Dome Keeper
The Management likes to think the monsters in the LXF dungeon are incentivisation multipliers. Jon Bailes is too busy mining a way out to argue.
Every respectable dome needs a double laser.
SPECS
Minimum OS: 64-bit CPU: 2.5GHz 64-bit Mem: 512MB HDD: 500MB GPU: OpenGL 3.3+
People who live in glass houses shouldn’t throw stones. No, they need farmore firepower than that. At least, that’s the case in Dome Keeper, where tides of vengeful monsters assault your all-too-breakable transparent sanctuary, and bulking up your laser defences is the only way to stay intact. Mercifully, the soil beneath your feet harbours pockets of raw materials, which you can use to strengthen your hardware.

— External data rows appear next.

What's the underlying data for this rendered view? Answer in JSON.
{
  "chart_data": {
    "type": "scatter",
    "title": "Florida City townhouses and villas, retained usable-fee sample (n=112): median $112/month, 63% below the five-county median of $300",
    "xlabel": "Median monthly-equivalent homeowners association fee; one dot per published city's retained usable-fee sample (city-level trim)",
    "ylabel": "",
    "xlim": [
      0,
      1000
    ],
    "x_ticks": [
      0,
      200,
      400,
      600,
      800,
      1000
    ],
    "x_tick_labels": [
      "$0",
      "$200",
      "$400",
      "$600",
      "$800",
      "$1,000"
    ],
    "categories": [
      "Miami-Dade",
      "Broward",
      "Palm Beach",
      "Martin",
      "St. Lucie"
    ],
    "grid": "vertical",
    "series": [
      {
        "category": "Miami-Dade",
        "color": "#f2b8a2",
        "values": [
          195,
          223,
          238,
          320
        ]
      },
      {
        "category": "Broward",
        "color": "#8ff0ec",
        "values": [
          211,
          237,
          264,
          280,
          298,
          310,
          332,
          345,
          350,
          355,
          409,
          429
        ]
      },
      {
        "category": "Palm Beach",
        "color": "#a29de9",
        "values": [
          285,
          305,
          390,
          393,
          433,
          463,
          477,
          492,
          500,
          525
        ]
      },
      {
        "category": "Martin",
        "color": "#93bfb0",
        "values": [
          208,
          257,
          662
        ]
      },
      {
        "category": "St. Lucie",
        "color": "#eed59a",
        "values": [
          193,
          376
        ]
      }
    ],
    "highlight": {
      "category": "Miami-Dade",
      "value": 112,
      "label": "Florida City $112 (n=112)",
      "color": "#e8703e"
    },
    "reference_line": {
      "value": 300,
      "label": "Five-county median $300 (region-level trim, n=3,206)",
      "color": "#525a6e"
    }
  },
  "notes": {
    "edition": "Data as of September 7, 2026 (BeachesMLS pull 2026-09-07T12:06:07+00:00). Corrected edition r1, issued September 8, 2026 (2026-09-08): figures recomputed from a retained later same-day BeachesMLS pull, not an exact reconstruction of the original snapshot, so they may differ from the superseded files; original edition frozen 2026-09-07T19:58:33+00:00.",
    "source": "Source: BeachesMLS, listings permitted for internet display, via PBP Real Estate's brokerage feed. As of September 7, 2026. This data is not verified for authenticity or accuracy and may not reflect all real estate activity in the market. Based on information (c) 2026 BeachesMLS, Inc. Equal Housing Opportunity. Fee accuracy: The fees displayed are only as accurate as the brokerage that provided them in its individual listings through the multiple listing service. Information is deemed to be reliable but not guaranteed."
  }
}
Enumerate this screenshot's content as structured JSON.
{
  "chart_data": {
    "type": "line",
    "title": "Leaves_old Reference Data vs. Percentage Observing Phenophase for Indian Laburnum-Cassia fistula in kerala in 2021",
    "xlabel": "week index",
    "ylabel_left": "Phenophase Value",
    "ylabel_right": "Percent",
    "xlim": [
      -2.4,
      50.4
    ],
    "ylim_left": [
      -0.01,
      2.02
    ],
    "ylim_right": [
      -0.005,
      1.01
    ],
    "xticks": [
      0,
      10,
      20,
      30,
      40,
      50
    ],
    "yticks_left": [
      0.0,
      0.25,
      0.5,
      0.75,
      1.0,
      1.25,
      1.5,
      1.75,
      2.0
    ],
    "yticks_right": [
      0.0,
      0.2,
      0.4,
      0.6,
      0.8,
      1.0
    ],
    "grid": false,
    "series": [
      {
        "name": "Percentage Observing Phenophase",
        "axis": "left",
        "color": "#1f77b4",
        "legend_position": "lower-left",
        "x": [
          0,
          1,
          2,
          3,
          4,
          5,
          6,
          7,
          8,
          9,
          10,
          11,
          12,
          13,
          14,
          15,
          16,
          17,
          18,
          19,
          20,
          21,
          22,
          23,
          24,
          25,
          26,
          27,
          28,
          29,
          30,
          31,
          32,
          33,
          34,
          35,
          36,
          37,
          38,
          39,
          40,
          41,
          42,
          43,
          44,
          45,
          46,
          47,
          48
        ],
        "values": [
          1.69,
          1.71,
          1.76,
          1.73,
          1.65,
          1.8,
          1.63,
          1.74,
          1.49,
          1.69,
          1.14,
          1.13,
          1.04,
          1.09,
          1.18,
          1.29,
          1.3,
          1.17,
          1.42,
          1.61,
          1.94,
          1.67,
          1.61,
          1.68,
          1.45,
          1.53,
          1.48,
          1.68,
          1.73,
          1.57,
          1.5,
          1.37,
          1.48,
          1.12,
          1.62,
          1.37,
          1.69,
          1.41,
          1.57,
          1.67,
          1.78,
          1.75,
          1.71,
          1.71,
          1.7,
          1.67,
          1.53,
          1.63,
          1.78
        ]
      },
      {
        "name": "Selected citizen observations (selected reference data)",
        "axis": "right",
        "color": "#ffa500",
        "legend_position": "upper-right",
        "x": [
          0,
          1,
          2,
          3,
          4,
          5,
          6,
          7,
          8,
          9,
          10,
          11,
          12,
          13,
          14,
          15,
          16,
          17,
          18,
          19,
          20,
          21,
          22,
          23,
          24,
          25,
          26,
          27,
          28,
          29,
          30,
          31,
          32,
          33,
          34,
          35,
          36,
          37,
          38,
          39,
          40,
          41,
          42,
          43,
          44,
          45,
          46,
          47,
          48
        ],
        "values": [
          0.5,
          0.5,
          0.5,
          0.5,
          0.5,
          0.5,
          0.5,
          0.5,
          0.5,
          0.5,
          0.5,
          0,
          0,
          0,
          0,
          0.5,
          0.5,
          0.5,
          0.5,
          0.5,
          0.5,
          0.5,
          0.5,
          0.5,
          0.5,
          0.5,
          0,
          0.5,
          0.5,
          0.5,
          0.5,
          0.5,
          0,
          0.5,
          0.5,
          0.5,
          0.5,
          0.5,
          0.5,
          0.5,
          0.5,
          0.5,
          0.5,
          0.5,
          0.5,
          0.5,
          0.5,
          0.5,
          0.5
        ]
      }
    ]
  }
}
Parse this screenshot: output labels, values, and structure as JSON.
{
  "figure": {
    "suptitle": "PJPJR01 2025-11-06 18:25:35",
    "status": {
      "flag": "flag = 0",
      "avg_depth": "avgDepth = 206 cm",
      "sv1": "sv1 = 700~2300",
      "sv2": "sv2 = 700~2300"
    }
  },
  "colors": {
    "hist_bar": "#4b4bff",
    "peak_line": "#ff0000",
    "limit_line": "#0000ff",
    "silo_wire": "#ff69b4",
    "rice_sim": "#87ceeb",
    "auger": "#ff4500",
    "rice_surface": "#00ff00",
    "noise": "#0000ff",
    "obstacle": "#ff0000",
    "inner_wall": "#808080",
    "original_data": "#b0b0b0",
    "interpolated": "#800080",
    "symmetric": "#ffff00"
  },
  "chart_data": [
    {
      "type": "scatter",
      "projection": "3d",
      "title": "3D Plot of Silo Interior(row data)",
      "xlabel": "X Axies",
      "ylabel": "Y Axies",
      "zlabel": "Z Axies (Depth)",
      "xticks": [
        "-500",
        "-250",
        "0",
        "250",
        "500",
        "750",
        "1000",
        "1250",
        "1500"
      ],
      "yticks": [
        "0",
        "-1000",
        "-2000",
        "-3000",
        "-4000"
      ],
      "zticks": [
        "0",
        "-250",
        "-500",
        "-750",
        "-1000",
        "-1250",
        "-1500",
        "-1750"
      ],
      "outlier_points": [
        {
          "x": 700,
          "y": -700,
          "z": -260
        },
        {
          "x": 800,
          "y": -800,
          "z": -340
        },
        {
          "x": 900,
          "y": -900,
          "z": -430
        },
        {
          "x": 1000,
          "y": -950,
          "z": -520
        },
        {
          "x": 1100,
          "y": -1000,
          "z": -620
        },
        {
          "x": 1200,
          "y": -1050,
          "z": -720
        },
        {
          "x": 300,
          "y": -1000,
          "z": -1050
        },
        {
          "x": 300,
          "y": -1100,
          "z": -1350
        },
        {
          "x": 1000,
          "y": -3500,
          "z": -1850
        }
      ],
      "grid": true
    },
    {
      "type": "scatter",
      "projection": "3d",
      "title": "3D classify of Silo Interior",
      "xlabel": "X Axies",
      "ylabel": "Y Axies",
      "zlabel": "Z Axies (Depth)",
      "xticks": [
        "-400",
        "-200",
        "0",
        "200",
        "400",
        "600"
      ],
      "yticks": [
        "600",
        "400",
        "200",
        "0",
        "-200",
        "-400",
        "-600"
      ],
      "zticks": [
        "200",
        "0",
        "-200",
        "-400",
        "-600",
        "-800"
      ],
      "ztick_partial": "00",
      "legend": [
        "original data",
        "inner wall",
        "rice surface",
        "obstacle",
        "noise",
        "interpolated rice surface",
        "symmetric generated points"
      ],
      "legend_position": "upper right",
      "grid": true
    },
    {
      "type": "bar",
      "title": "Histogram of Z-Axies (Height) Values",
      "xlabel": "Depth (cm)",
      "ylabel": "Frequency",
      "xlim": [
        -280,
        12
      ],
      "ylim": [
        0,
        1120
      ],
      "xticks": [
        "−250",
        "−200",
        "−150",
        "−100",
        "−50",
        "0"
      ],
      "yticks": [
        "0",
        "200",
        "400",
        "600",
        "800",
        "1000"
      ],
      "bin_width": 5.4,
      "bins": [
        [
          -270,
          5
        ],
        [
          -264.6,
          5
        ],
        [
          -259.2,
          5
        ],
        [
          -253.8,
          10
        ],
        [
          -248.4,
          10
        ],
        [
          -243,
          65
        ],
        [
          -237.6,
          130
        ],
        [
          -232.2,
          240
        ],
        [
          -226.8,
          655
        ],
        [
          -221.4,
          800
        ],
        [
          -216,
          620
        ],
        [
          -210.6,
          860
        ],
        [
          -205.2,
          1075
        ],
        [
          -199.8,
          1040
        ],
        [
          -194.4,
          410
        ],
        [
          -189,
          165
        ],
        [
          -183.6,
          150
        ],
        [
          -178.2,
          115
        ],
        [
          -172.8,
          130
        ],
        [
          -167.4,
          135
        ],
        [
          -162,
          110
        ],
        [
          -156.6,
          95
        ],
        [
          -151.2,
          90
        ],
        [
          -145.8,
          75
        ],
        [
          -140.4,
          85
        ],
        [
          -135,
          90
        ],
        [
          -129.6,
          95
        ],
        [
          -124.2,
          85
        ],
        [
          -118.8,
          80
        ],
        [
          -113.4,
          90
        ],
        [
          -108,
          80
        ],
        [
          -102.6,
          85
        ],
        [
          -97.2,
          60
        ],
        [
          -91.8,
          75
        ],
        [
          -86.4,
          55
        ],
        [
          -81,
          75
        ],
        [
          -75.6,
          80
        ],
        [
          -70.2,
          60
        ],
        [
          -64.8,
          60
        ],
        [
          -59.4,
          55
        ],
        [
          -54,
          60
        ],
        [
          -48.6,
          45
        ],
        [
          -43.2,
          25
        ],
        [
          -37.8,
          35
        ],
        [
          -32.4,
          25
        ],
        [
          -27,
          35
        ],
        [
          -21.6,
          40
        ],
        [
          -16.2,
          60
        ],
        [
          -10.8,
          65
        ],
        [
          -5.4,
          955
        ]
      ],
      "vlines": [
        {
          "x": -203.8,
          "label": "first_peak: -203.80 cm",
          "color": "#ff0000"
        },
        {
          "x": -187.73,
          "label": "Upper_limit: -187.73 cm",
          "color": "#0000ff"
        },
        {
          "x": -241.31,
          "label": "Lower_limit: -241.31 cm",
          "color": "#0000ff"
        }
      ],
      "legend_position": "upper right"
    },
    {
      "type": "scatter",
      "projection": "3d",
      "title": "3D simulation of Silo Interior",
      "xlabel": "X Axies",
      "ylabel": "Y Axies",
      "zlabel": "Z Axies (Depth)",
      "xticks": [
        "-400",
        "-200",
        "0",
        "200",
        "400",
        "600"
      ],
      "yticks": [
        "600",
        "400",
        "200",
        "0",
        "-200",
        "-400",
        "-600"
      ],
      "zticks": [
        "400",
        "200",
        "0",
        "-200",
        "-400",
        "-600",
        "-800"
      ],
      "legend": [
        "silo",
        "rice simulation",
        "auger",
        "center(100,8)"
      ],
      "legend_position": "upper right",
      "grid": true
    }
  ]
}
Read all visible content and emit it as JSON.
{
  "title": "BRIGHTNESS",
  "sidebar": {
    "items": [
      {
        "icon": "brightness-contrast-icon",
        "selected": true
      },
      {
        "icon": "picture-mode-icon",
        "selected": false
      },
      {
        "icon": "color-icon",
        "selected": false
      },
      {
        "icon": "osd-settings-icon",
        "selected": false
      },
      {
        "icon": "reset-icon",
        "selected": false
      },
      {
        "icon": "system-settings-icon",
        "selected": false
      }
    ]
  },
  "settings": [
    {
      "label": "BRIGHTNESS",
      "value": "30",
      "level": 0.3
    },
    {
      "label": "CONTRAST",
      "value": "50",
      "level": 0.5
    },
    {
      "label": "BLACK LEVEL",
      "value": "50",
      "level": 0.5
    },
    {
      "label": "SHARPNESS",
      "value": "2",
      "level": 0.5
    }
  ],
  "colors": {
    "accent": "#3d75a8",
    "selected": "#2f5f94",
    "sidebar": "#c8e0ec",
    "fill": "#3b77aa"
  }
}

Dome Keeper’s roguelike routine is as beautifully simple as that: carve out chunks of soil during quiet moments, which last around a minute, then ascend home with what you find and repel the next assault. The reasons for your predicament are similarly simple, outlined in a tiny intro that sees your glass spacecraft smash down on an alien landscape, squidging one of the locals. Now its kin are hell-bent on shattering the killer snow globe, which sinks you into a suffocating loop.
It’s suffocating because Dome Keeper is so tight and relentless, like the day-night cycle of Minecraft vacuumpacked into a single inescapable space. Your dome dweller, a smudge of pixel art, jet-packs around with worker bee urgency, knocking against blocks with a drill until they crumble. You just direct them towards a block for the drill to do its job. Some of the soft rock surrenders instantly, some requires a few stabs. With luck, the tunnels you carve lead to iron deposits, which you attach to wires with a tap of a button then drag back to base.